Write the R code to compute the maximum likelihood estimate $\hat\mu$.
```{r mle_q_1, exercise=TRUE, exercise.solution="mle_q_1-solution"}
# Compute the maximum likelihood estimate.
```
```{r mle_q_1-solution, eval=FALSE}
# The MLE for the mean parameter is the mean of the observed values:
mu_mle <- mean(sample)
```
The user would see something like the following:
If computations in the exercise data provider are slow, but the data
itself is small, consider caching the results with
exam_config(cache_data = TRUE)
.
Exercises also support setup chunks which are always run immediately before the user code. Setup chunks see the same environment as the user code and thus has access to the data created by the exercise data provider. The RNG is not seeded before running setup chunks (or user code), and therefore cannot be used directly to create reproducible data for users.
Setup chunks are useful for transforming the data generated by the data provider, e.g., saving the data to disk for the user to read in.
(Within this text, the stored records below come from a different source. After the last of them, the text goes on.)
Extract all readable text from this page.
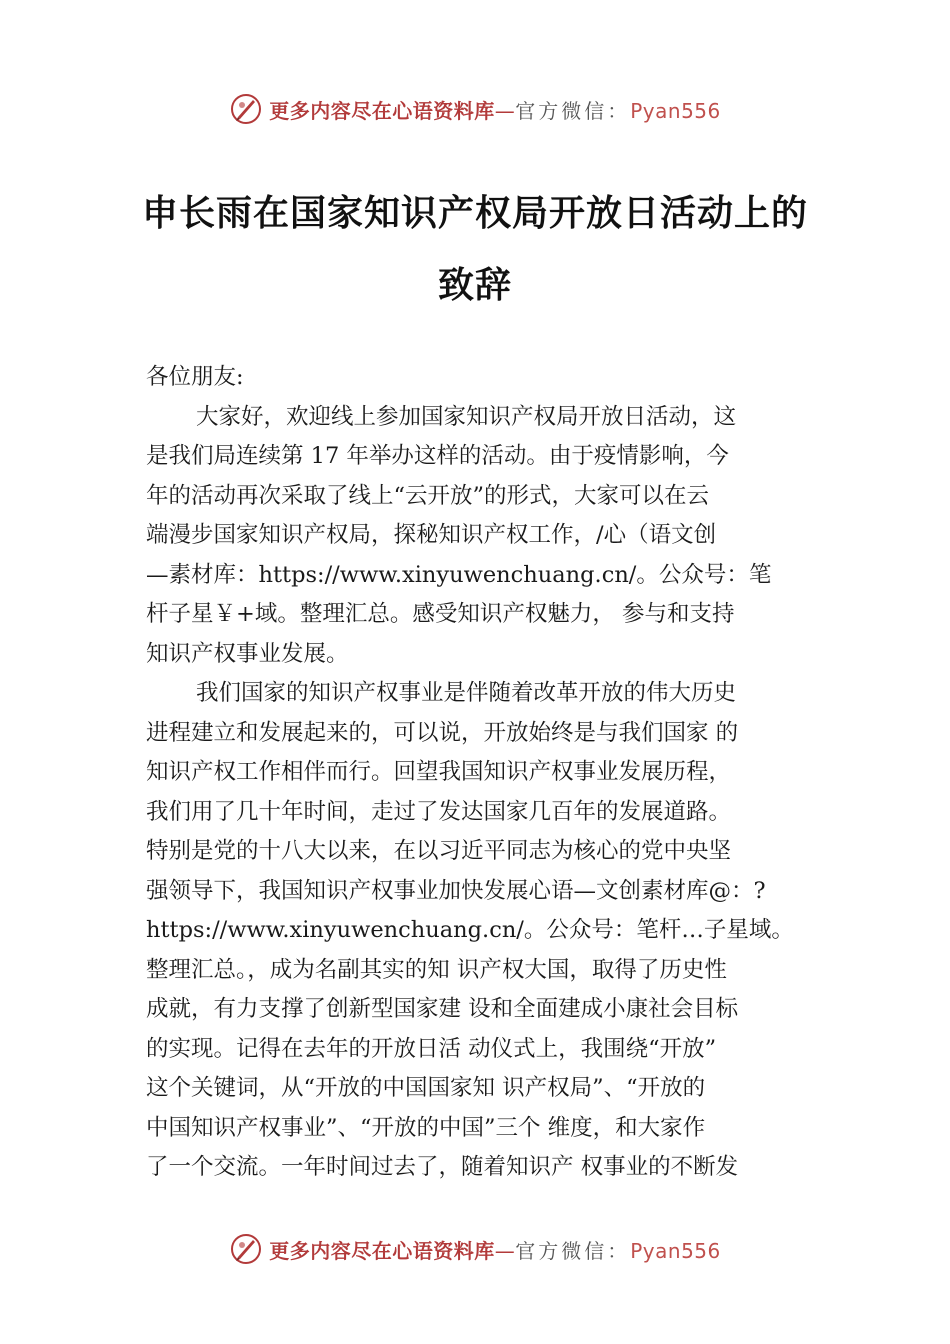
更多内容尽在心语资料库—官方微信：Pyan556
申长雨在国家知识产权局开放日活动上的
致辞
各位朋友:
大家好，欢迎线上参加国家知识产权局开放日活动，这
是我们局连续第 17 年举办这样的活动。由于疫情影响，今
年的活动再次采取了线上“云开放”的形式，大家可以在云
端漫步国家知识产权局，探秘知识产权工作，/心（语文创
—素材库：https://www.xinyuwenchuang.cn/。公众号：笔
杆子星￥+域。整理汇总。感受知识产权魅力， 参与和支持
知识产权事业发展。
我们国家的知识产权事业是伴随着改革开放的伟大历史
进程建立和发展起来的，可以说，开放始终是与我们国家 的
知识产权工作相伴而行。回望我国知识产权事业发展历程，
我们用了几十年时间，走过了发达国家几百年的发展道路。
特别是党的十八大以来，在以习近平同志为核心的党中央坚
强领导下，我国知识产权事业加快发展心语—文创素材库@：?
https://www.xinyuwenchuang.cn/。公众号：笔杆…子星域。
整理汇总。，成为名副其实的知 识产权大国，取得了历史性
成就，有力支撑了创新型国家建 设和全面建成小康社会目标
的实现。记得在去年的开放日活 动仪式上，我围绕“开放”
这个关键词，从“开放的中国国家知 识产权局”、“开放的
中国知识产权事业”、“开放的中国”三个 维度，和大家作
了一个交流。一年时间过去了，随着知识产 权事业的不断发
更多内容尽在心语资料库—官方微信：Pyan556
An alternative version of the MLE question from above could be
<!-- setup the data providers as above -->
# Maximum Likelihood Estimation
Let $X_1, \dotsc, X_n$ be independent normal random variables, each with mean $\mu$ and variance
$\sigma^2$.
The goal is to find the maximum likelihood estimate for $\mu$ from such a sample of size
$n = `r sample_size`$.
In the code chunk below, the sample is available in the file _./sample.csv_.
Write the R code to read in the data and compute the maximum likelihood estimate $\hat\mu$.
```{r mle_q_1-setup}
# Write data to disk and hide from the user
write.csv(data.frame(x = sample), file = "sample.csv", row.names = FALSE)
rm(sample)
```
```{r mle_q_1, exercise=TRUE, exercise.solution="mle_q_1-setup", exercise.solution="mle_q_1-solution"}
# Read in the data and compute the maximum likelihood estimate.
```
```{r mle_q_1-solution, eval=FALSE}
# Read in the sample values
sample <- read.csv("sample.csv")
# The MLE for the mean parameter is the mean of the observed values:
mu_mle <- mean(sample$x)
```
More information on using setup and solution chunks is available the companion vignette on exercise chunks.
By default, all attempts by a user will be seeded with the same seed
determined from the user’s id. Sometimes, it is useful to use different
seeds for different attempts, or maybe the same seed for several users.
To customize the seed used for an attempt, you can specify a seeding
function via exam_config(seed_attempt=)
. The seeding
function is called arguments user
(the current user),
previous_attempts
(a list of all previous attempts by this
user), and ...
(for future expansion). It should return a
single integer which will be used to seed the RNG for the attempt.
To give different seeds for every attempt, for example, you can use the following:
exam_config(seed_attempt = function (user, previous_attempts, ...) {
digest::digest2int(paste(user$user_id, length(previous_attempts)))
})
The companion vignette on controlling access to exams contains more information about the user object.